Первые дни буквально не находила себе места. Не могла сидеть, ходила и ходила. Сначала по монастырю.
Удивлялась Покровскому храму. Особенно внутри, где он вдруг будто сжал ее - почувствовала себя маленькой и слабенькой, хотя он и сам был не больно-то велик и высок, но с четырьмя очень толстыми квадратными столбами, которые теснили, надвигались на стоявших между ними. И слишком он был сумрачен: узкие окна-щели лишь вверху, и света вниз из-за колонн доходило совсем мало. Стены же совершенно голые, грубо штукатуренные, сероватые, без единого изображения, без росписи. Она впервые видела такой крупный храм совсем без росписи и, крайне удивленная, расспрашивала старожилов монастыря, по какой это причине. И ей сказали, что он аж во всей Руси из крупных храмов один нерасписанный, и вроде бы потому, что замысливался когда-то как храм-усыпальница, ибо внизу в нем глубочайшая подклеть-гробница для именитых покойниц. Зачем же расписывать, расцвечивать усыпальницу? "Но ведь в других храмах тоже хоронят", - подумала она, и ответ так и не погасил ее любопытства. Единственным украшением храма внутри был алтарный иконостас и похожие на печурки глубокие нишки по низу стен, в которые монахини ставили иконы и иконки, клали свои молитвенники, четки, поминальные свитки.

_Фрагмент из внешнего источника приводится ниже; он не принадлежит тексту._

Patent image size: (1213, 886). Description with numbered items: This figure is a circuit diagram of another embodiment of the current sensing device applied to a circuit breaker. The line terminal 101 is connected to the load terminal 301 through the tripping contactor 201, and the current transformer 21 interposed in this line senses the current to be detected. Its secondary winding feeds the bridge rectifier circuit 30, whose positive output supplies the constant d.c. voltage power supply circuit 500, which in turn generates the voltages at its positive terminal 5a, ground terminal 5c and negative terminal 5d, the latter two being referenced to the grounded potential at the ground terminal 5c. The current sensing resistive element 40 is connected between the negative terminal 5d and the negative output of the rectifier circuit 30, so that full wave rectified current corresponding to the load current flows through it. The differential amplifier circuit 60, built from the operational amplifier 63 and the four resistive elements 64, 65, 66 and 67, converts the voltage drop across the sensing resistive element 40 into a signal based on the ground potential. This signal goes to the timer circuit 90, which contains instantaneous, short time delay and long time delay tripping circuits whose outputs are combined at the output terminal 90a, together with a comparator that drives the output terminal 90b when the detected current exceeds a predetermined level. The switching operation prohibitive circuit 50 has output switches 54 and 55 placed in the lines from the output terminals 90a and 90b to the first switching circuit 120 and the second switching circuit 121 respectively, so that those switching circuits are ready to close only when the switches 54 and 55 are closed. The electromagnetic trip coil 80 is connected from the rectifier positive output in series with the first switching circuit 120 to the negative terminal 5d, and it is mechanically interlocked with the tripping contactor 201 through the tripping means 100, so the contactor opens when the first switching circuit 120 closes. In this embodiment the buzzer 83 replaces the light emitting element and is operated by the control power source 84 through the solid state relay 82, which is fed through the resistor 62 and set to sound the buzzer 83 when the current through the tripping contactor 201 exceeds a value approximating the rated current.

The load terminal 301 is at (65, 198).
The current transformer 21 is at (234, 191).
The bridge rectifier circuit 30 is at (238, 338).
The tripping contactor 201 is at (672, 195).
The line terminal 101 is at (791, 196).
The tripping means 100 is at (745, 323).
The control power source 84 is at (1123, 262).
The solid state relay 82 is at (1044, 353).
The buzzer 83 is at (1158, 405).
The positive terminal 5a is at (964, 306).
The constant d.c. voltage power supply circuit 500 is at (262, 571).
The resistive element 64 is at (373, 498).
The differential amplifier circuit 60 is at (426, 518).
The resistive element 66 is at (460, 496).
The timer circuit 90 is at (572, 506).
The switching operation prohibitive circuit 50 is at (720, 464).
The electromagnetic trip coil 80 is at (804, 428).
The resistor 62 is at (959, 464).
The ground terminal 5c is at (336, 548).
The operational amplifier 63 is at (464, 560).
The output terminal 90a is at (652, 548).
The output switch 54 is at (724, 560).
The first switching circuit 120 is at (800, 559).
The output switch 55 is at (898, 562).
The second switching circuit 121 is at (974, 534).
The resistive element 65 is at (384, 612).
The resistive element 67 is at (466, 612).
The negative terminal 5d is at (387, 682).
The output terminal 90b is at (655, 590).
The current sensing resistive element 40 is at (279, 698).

Да он и снаружи был наособицу: без паперти, но с высоченными просторными галереями с трех сторон, весь по верхам в кокошниках и всего с тремя главами - мощной в центре и двумя поменьше над алтарной частью. Весь могучий, цельный, словно вытесанный из гигантской белой глыбы.
Надвратную же Благовещенскую церковь над Святыми воротами в южной стене даже и церковью называть не хотелось, а лишь церковкой, до того она была мала, мила и затейлива, со своими маленькими галереями, кокошниками по верху и тоже всего тремя главками. Внутри же нее были устроены десять вовсе капельных келий, для того чтобы каждая черница могла молиться в полном уединении.
Поскольку Василий считал строительство, особенно в Кремле и Москве, одной из главнейших своих обязанностей и забот, так же считала прежде и она. Постоянно расспрашивала его о планах и задумках на сей счет. Любила бывать в мастерских зодчих и смотреть будущие строения в рисунках и изготовленные до мельчайших подробностей из дерева, всегда восхищалась ими, заглядывая через мизерные окошечки внутрь, все ощупывая, оглаживая, охая и даже хлопая в ладоши от восторга. Бон Фрязин однажды преподнес ей деревянную модельку строившейся колокольни у церкви Ивана Лествичника в подарок, и та стояла в ее комнате, на столе для занятий.
И вот теперь, в Суздале, где они бывали прежде с Василием лишь по два-три дня, стала замечать отличие его храмов и монастырей от московских. Нарочно ходила по городу, смотрела и сравнивала. Да и из окна ее спаленки, совсем неподалеку, на противоположном высоком берегу Каменки, красовался Спасо-Евфимьев монастырь, а правее его - Васильевский, а за ним Троицкий и Александровский, основанный святым великим князем Александром Невским.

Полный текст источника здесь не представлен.